The manufacturing sector posted the deepest downturn since 2009 barring the pandemic lockdown period. The factory Purchasing Managers’ Index unexpectedly declined to a three-month low of 43.0 from 43.4 in September. The PMI score was expected to rise to 43.7.
The services business activity index fell to 47.8 in October from 48.7 in the previous month. The reading matched expectations and hit a 32-month low.
At the composite level, the drop in new orders was the largest since May 2020. Moreover, the fall in orders was sharper than the decline in output. As a result, backlogs of orders depleted at a rate not seen since June 2020.
Firms were forced to reduce employment due to the downturn in orders and the accelerated fall in backlogs of orders.
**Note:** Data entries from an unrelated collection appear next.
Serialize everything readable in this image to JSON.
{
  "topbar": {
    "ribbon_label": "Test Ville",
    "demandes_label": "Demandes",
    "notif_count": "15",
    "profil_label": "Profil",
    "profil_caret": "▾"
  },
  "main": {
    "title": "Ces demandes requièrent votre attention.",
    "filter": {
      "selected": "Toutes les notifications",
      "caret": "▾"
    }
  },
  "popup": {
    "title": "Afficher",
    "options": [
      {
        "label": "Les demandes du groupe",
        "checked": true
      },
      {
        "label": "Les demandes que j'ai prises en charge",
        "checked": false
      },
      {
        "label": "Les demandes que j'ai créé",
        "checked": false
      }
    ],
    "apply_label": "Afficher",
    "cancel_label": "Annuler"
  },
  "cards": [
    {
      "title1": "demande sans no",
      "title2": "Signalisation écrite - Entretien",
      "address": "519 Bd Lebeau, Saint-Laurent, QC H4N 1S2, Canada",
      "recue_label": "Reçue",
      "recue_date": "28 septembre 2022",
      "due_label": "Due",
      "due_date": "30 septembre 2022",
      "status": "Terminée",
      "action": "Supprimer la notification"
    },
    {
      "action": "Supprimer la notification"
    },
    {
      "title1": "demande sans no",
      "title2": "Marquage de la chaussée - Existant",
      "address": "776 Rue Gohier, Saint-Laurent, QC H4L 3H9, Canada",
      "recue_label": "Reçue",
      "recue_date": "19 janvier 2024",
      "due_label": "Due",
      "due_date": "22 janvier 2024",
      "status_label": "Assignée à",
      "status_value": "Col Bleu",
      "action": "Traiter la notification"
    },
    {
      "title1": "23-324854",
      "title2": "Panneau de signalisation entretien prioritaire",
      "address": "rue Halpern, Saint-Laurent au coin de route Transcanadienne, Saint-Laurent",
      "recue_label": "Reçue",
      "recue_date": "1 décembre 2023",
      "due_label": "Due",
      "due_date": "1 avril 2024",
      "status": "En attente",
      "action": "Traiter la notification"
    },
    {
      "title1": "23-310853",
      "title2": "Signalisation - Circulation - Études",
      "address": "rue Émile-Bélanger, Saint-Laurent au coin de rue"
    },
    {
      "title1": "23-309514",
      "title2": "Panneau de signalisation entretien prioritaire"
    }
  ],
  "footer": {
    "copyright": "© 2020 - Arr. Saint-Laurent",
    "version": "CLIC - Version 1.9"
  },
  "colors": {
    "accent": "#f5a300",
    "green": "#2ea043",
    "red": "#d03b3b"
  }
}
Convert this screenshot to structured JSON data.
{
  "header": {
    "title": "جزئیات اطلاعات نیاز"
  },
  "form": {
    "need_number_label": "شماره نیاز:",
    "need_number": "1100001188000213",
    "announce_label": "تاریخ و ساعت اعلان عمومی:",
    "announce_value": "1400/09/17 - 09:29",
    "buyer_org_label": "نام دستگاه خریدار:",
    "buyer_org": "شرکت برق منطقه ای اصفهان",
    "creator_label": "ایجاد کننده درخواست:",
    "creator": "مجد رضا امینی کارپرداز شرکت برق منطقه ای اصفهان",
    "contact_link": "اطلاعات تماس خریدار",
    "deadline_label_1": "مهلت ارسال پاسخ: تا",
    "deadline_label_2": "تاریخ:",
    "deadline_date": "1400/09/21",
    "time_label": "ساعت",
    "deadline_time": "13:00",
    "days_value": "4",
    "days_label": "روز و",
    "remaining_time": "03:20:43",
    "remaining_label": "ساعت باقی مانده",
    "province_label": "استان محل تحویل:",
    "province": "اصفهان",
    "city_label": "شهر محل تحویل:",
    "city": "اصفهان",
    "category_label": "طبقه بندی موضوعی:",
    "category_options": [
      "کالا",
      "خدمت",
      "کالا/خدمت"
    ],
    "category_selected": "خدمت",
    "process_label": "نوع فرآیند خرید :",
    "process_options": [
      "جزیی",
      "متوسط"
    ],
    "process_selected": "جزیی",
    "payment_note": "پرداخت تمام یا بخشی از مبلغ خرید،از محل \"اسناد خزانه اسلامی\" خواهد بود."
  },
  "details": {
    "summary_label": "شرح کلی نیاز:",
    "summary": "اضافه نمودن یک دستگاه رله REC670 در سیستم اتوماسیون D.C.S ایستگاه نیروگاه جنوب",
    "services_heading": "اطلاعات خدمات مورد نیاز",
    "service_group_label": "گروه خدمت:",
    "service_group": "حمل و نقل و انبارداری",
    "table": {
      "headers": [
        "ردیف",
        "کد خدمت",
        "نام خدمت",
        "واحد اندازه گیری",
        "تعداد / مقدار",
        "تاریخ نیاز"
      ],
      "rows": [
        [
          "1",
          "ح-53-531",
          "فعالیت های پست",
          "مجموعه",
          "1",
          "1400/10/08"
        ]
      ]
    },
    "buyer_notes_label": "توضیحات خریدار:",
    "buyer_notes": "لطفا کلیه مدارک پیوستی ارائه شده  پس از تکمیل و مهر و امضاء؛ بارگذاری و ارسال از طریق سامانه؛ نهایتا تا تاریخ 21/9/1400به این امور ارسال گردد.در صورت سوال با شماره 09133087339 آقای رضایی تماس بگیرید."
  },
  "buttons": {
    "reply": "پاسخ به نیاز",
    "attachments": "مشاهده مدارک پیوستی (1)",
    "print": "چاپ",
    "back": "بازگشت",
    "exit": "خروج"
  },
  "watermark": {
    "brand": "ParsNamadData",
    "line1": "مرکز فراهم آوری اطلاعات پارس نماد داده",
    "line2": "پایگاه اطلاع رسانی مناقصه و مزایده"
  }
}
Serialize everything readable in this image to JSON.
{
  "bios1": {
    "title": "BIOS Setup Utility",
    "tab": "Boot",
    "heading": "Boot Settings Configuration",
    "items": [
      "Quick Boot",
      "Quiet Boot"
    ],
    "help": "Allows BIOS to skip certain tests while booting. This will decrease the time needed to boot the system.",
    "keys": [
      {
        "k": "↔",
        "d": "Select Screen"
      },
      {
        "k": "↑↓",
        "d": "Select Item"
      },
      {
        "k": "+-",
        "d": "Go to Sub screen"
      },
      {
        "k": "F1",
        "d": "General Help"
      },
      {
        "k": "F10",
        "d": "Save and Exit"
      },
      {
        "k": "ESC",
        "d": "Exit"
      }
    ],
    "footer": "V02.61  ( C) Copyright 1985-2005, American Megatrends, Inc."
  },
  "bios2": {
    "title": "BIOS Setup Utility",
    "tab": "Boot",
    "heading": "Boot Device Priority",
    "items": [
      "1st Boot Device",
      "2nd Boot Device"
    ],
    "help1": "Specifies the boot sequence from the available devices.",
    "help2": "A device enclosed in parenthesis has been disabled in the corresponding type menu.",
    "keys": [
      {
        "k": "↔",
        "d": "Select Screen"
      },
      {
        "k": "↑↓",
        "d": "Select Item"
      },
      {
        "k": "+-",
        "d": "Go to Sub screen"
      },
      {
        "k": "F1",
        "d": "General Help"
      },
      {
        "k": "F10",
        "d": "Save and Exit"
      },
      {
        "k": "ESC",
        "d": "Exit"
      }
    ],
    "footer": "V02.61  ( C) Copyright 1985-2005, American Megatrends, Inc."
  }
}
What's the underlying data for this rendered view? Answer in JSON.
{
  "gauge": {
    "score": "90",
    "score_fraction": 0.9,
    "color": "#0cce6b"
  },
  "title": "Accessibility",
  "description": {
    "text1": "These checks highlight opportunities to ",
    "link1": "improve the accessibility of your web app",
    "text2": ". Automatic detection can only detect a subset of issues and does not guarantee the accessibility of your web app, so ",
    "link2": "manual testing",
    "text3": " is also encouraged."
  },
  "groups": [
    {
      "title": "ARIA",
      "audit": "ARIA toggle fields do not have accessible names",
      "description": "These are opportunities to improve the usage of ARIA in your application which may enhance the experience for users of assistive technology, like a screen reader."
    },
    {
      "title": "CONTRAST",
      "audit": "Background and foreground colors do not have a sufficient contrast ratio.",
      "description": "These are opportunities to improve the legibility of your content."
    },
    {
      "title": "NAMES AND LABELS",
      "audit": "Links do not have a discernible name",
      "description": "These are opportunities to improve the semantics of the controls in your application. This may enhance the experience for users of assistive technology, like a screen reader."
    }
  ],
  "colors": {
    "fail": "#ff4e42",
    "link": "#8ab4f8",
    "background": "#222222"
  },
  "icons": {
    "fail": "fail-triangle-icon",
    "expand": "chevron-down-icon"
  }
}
Input buying by manufacturers slid at one of the sharpest rates since April 2009.
Regarding prices, the survey showed that input cost in factories fell sharply, while service sector input costs rose due to higher fuel prices. Average prices charged for goods and services rose at a marginally weaker rate in October.
Further, there was a marginal improvement in confidence for the year-ahead period but the overall level was among the weakest seen over the past year.
The survey showed that the downturn in the euro area was broad-based. Germany’s contraction accelerated on the back of a renewed drop in services activity and a further manufacturing slump.
France’s contraction moderated in October, thanks to a softer service sector decline helping offset a further steep factory downturn.
Germany’s private sector contracted for the fourth straight month in October. The HCOB composite output index ticked down to 45.8 in October from 46.4 in September.
Although manufacturing remained the main drag, the latest contraction reflects a renewed decline in the service sector.
The services PMI posted 48.0 in October, down from 50.3 in the previous month. The manufacturing PMI rose to a five-month high of 40.7 from 39.6 a month ago.
Despite an increase, there was solid reduction in the French business activity. The composite output index registered 45.3 in October, up from September’s 34-month low of 44.1.
While there was sustained declines at both manufacturers and service providers, trends diverged as a softer fall in services activity contrasted with the biggest contraction in factory production since May 2020.
The manufacturing PMI dropped to 42.6 from 44.2 in the previous month. The expected score was 44.4. The services PMI registered 46.1, up from 44.4 in September and above economists’ forecast of 44.6.